A decisão do Instituto Brasileiro de Geografia e Estatística (IBGE) de suprimir vários campos do próximo Censo Agropecuário provocou críticas de entidades da área de segurança alimentar. Em carta ao IBGE, a Rede Brasileira de Pesquisa em Soberania e Segurança Alimentar e Nutricional (RBPSSAN) adverte que a falta de dados no novo formulário da pesquisa, relacionados especialmente ao uso de agrotóxicos, ao perfil da força de trabalho no campo e à agricultura familiar de modo geral, além de interromper a série histórica das informações já coletadas nos censos anteriores, vai prejudicar a formulação de políticas públicas para o setor. Tornará invisível, por exemplo, a distinção do trabalho da mulher e do jovem no campo, e também de aspectos étnicos-raciais.
“Ao desconsiderar tais questões, esta importante e respeitada instituição negligencia a diversidade do meio rural brasileiro, bem como o papel da agricultura familiar na geração de trabalho e renda, saúde, soberania e segurança alimentar e nutricional”, diz a carta. “Assume, portanto, uma posição que reforça a manutenção das iniquidades no campo, contribuindo, assim, para a violação dos direitos, sobretudo das populações rurais. Isso porque os dados estatísticos, bem como a série de indicadores criados e recriados ao longo da existência do IBGE, subsidiam, expressivamente, a formulação e a implementação de políticas públicas.”
A mudança, de acordo com o presidente da Comissão da RBPSSAN, professor Renato Jamil Maluf, da Universidade Federal Rural do Rio de Janeiro (UFRRJ), resultaria em uma amostragem mais restrita, que tende a obscurecer a diferenciação da agricultura familiar. “Em vez de ressaltá-la, para aprimorá-la, estamos retrocedendo.” Ele também lamenta que o Censo Agropecuário, inicialmente planejado para acontecer a cada cinco anos, tenha ganho um intervalo de uma década, e, ainda assim, esteja atrasado. “Estamos trabalhando com dados de 2006, de 11 anos atrás.”
A carta, endereçada no último dia 13 de abril ao presidente do IBGE, Paulo Rabello de Castro, e assinada por Jamil Maluf e outros integrantes da RBPSSAN, pede a abertura de um “diálogo com organizações e movimentos da agricultura familiar e com pesquisadores da área, no intuito de contribuir com a proposição de soluções que eliminem os prejuízos previstos.”

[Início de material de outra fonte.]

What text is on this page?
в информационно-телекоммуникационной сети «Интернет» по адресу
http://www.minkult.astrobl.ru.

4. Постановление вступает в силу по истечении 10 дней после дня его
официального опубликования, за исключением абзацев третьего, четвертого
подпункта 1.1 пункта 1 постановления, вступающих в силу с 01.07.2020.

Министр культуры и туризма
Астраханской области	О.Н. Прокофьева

Entre os prejuízos que derivam da falta de acesso a informações relevantes, como aquelas sobre os modelos produtivos, a carta destaca que, por exemplo, “sobre a utilização de agrotóxicos (para além do adubo químico), foram negligenciadas questões que versam sobre a condição de trabalho temporário e questões que dizem respeito à auto-identificação étnico-racial. Ainda, não será contemplado o levantamento de informações sobre todas as pessoas que integram a família e que trabalham na unidade de produção, demonstrando, neste item específico, que se manterá invisível o trabalho de mulheres e jovens no campo.”

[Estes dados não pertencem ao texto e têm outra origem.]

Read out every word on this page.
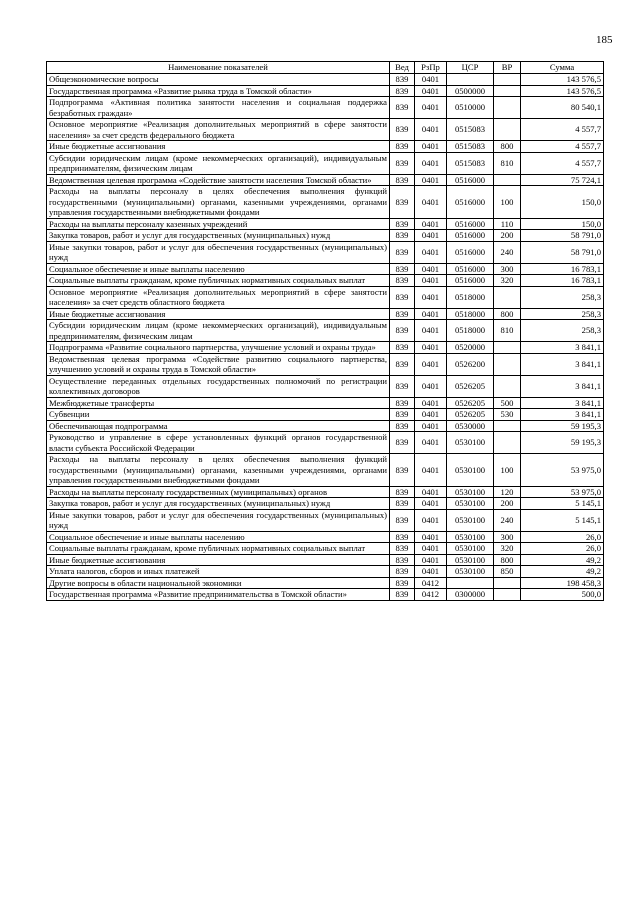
185
Наименование показателей	Вед	РзПр	ЦСР	ВР	Сумма
Общеэкономические вопросы	839	0401			143 576,5
Государственная программа «Развитие рынка труда в Томской области»	839	0401	0500000		143 576,5
Подпрограмма «Активная политика занятости населения и социальная поддержка безработных граждан»	839	0401	0510000		80 540,1
Основное мероприятие «Реализация дополнительных мероприятий в сфере занятости населения» за счет средств федерального бюджета	839	0401	0515083		4 557,7
Иные бюджетные ассигнования	839	0401	0515083	800	4 557,7
Субсидии юридическим лицам (кроме некоммерческих организаций), индивидуальным предпринимателям, физическим лицам	839	0401	0515083	810	4 557,7
Ведомственная целевая программа «Содействие занятости населения Томской области»	839	0401	0516000		75 724,1
Расходы на выплаты персоналу в целях обеспечения выполнения функций государственными (муниципальными) органами, казенными учреждениями, органами управления государственными внебюджетными фондами	839	0401	0516000	100	150,0
Расходы на выплаты персоналу казенных учреждений	839	0401	0516000	110	150,0
Закупка товаров, работ и услуг для государственных (муниципальных) нужд	839	0401	0516000	200	58 791,0
Иные закупки товаров, работ и услуг для обеспечения государственных (муниципальных) нужд	839	0401	0516000	240	58 791,0
Социальное обеспечение и иные выплаты населению	839	0401	0516000	300	16 783,1
Социальные выплаты гражданам, кроме публичных нормативных социальных выплат	839	0401	0516000	320	16 783,1
Основное мероприятие «Реализация дополнительных мероприятий в сфере занятости населения» за счет средств областного бюджета	839	0401	0518000		258,3
Иные бюджетные ассигнования	839	0401	0518000	800	258,3
Субсидии юридическим лицам (кроме некоммерческих организаций), индивидуальным предпринимателям, физическим лицам	839	0401	0518000	810	258,3
Подпрограмма «Развитие социального партнерства, улучшение условий и охраны труда»	839	0401	0520000		3 841,1
Ведомственная целевая программа «Содействие развитию социального партнерства, улучшению условий и охраны труда в Томской области»	839	0401	0526200		3 841,1
Осуществление переданных отдельных государственных полномочий по регистрации коллективных договоров	839	0401	0526205		3 841,1
Межбюджетные трансферты	839	0401	0526205	500	3 841,1
Субвенции	839	0401	0526205	530	3 841,1
Обеспечивающая подпрограмма	839	0401	0530000		59 195,3
Руководство и управление в сфере установленных функций органов государственной власти субъекта Российской Федерации	839	0401	0530100		59 195,3
Расходы на выплаты персоналу в целях обеспечения выполнения функций государственными (муниципальными) органами, казенными учреждениями, органами управления государственными внебюджетными фондами	839	0401	0530100	100	53 975,0
Расходы на выплаты персоналу государственных (муниципальных) органов	839	0401	0530100	120	53 975,0
Закупка товаров, работ и услуг для государственных (муниципальных) нужд	839	0401	0530100	200	5 145,1
Иные закупки товаров, работ и услуг для обеспечения государственных (муниципальных) нужд	839	0401	0530100	240	5 145,1
Социальное обеспечение и иные выплаты населению	839	0401	0530100	300	26,0
Социальные выплаты гражданам, кроме публичных нормативных социальных выплат	839	0401	0530100	320	26,0
Иные бюджетные ассигнования	839	0401	0530100	800	49,2
Уплата налогов, сборов и иных платежей	839	0401	0530100	850	49,2
Другие вопросы в области национальной экономики	839	0412			198 458,3
Государственная программа «Развитие предпринимательства в Томской области»	839	0412	0300000		500,0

Os pesquisadores da Rede Brasileira de Pesquisa em Segurança Alimentar e Nutricional manifestam “profunda indignação” com a decisão do IBGE, e, sobretudo, sua “preocupação com as repercussões disso, a curto, médio e longo prazos, na definição de políticas públicas de Segurança Alimentar e Nutricional que prezam por ações que viabilizem a produção e o consumo de alimentos (saudáveis e adequados), seguindo os princípios da sustentabilidade. Importante demarcar que tais princípios não aportam exploração da força de trabalho, violência contra a mulher, expropriação de povos e comunidades tradicionais e povos originários e desrespeito à natureza.”
O papel estratégico da agricultura familiar para alimentação da população brasileira foi apontado pelos dados do Censo Agropecuário de 2006. Desde então, os pesquisadores observam que um conjunto de ações públicas foi desenvolvido para fortalecer e ampliar este modo de produção. “Como, certamente, é de vosso conhecimento, não se protege e promove aquilo que não se conhece; a visibilidade é requisito fundamental para a compreensão e o planejamento”, escrevem.